Franklin & Marshall College has announced that it will cap the loans in the aid packages of students from middle income families at $10,000. Those whose packages would have included greater loan volume will instead receive additional grants. College officials said that they wanted to see if this increased assistance would encourage more students from middle income families to enroll.
Dinesh D'Souza, president of the King's College, a Christian college in New York City, has resigned after reports that he shared a hotel room with a woman to whom he was not married before filing for divorce from his wife. In a statement posted on the college's website Thursday, the president of the Board of Trustees said that D'Souza had resigned, effective immediately, to "allow him to attend to his personal and family needs."
D'Souza, an author and filmmaker who recently released an anti-Obama documentary, "2016: Obama's America," responded with a column on the Fox News website to an article in the evangelical World magazine that said he shared a hotel room with the woman he introduced as his "fiancée." He was not having an affair, he said. "I had no idea that it is considered wrong in Christian circles to be engaged prior to being divorced, even though in a state of separation and in divorce proceedings," D'Souza wrote. "Obviously I would not have introduced Denise as my fiancée at a Christian apologetics conference if I had thought or known I was doing something wrong."
He attributed the story to previous rivalries at the King's College: its former provost, Marvin Olasky, is now editor of World, and resigned shortly after D'Souza, a Roman Catholic, was hired as president of the evangelical college in 2010.
One-third of faculty use some form of social media as part of their teaching, according to a survey to be released today by Pearson and the Babson Survey Research Group. However, they tend not to do so regularly. Even the most popular form of social media for teaching -- blogs and wikis -- were used more than once per month by fewer than 10 percent of professors in the survey.
Video, meanwhile, has become an extremely popular teaching tool. Nearly 90 percent of faculty members in the survey said they use video for teaching. Use of video was fairly consistent across disciplines except for mathematics and computer science, where only 66 percent of professors reported using video to help teach -- an outlier that might come as a surprise to fans of Khan Academy and the major MOOC providers, all of whom rely heavily on video as a medium for teaching math and computer science concepts. Pearson and the Babson Survey Research Group have conducted versions of the survey since 2010.

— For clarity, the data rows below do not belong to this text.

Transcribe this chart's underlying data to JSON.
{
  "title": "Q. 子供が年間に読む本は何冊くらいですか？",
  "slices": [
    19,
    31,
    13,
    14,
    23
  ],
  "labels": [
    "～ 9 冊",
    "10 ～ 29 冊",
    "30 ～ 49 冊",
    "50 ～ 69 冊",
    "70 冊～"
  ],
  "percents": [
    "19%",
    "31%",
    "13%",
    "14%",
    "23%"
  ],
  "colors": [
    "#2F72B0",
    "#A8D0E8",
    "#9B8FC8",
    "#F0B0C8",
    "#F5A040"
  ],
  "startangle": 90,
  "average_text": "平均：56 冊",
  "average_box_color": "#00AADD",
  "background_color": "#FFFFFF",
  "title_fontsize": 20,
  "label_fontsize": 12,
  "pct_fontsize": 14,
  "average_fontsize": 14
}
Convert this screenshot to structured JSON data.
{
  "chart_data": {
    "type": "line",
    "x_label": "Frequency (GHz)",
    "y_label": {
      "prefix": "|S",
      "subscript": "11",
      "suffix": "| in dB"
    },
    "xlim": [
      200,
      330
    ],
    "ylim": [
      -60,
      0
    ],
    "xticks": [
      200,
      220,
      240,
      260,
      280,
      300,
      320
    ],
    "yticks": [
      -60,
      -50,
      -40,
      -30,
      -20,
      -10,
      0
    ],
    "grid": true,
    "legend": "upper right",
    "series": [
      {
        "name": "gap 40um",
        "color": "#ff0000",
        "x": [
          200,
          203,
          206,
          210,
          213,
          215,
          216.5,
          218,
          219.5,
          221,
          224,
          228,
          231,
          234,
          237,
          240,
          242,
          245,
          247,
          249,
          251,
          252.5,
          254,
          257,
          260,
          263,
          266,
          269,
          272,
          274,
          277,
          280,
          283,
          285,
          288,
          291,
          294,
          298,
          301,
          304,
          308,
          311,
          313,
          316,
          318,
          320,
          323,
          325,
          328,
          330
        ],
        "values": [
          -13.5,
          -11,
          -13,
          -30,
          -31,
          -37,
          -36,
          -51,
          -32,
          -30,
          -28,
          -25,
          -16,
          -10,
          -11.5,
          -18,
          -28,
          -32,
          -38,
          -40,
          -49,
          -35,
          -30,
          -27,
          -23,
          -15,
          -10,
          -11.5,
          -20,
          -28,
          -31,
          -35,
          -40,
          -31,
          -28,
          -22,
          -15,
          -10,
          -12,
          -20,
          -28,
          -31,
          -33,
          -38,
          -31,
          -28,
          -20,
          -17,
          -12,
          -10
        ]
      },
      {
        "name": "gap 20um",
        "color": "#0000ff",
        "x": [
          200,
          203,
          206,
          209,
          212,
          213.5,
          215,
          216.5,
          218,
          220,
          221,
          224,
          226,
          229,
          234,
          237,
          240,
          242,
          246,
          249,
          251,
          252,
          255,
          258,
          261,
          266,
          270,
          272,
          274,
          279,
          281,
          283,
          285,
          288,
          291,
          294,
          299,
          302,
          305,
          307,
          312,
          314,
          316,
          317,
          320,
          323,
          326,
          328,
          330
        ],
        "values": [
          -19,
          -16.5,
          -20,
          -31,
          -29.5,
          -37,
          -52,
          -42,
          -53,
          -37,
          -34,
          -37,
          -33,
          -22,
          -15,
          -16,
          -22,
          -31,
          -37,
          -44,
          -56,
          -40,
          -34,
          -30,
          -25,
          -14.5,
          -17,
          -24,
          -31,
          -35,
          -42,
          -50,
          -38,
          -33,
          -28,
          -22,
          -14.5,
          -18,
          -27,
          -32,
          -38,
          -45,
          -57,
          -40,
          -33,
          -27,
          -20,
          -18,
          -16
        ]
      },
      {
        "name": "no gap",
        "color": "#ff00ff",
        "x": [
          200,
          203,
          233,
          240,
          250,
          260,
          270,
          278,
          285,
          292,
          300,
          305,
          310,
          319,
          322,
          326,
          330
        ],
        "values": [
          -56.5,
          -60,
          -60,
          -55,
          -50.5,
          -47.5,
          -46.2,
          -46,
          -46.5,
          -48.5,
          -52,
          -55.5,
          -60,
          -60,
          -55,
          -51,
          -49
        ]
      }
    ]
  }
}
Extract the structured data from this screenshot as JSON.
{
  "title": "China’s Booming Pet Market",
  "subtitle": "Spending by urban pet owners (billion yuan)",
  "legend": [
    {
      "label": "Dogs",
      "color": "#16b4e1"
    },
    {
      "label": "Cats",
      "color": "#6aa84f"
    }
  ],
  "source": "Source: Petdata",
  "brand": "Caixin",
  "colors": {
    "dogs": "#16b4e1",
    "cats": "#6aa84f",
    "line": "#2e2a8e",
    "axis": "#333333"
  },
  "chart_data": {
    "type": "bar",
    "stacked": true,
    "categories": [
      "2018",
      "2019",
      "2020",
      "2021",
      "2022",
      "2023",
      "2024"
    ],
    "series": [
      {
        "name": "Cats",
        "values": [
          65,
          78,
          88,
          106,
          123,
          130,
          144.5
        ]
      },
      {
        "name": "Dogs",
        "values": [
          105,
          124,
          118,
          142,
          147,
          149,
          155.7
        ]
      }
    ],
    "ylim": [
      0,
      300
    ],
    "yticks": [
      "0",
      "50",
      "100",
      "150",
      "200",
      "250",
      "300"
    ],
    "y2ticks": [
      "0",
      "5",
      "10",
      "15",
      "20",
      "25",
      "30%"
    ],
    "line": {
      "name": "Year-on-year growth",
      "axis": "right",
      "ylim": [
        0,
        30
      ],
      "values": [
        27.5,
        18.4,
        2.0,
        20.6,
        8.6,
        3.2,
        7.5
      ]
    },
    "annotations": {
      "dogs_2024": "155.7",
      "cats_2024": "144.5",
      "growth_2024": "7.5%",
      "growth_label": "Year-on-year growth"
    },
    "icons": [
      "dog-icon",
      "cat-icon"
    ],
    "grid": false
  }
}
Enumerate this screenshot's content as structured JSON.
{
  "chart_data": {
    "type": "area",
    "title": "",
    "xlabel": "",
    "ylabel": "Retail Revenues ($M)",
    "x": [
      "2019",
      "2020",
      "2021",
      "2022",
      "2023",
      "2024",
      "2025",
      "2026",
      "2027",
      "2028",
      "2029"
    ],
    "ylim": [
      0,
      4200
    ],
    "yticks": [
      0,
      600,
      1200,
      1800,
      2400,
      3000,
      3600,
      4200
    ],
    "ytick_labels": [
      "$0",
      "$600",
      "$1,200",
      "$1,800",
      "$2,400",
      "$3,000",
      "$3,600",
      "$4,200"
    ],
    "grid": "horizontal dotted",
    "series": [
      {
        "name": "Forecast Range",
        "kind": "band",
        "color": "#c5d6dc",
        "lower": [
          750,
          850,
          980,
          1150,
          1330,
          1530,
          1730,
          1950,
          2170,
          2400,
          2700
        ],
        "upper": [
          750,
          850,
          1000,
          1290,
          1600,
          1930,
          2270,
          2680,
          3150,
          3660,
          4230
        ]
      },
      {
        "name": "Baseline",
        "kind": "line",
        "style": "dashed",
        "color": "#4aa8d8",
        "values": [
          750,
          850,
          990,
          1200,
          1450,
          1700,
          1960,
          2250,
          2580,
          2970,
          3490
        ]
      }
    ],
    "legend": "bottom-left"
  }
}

Barbara Mink is the new director of the community college leadership program at the University of Texas at Austin, the university announced this week. Mink, a clinical professor at the university, takes over for John E. Roueche, the program's founder, who stepped down this year after helping train scores of community college presidents during his 41 years at the helm. Earlier this year Roueche announced that he was starting a similar program at National American University, a for-profit. His departure led to speculation about the future of the leadership program and its affiliates, the Center for Community College Student Engagement and the National Institute for Staff and Organizational Development.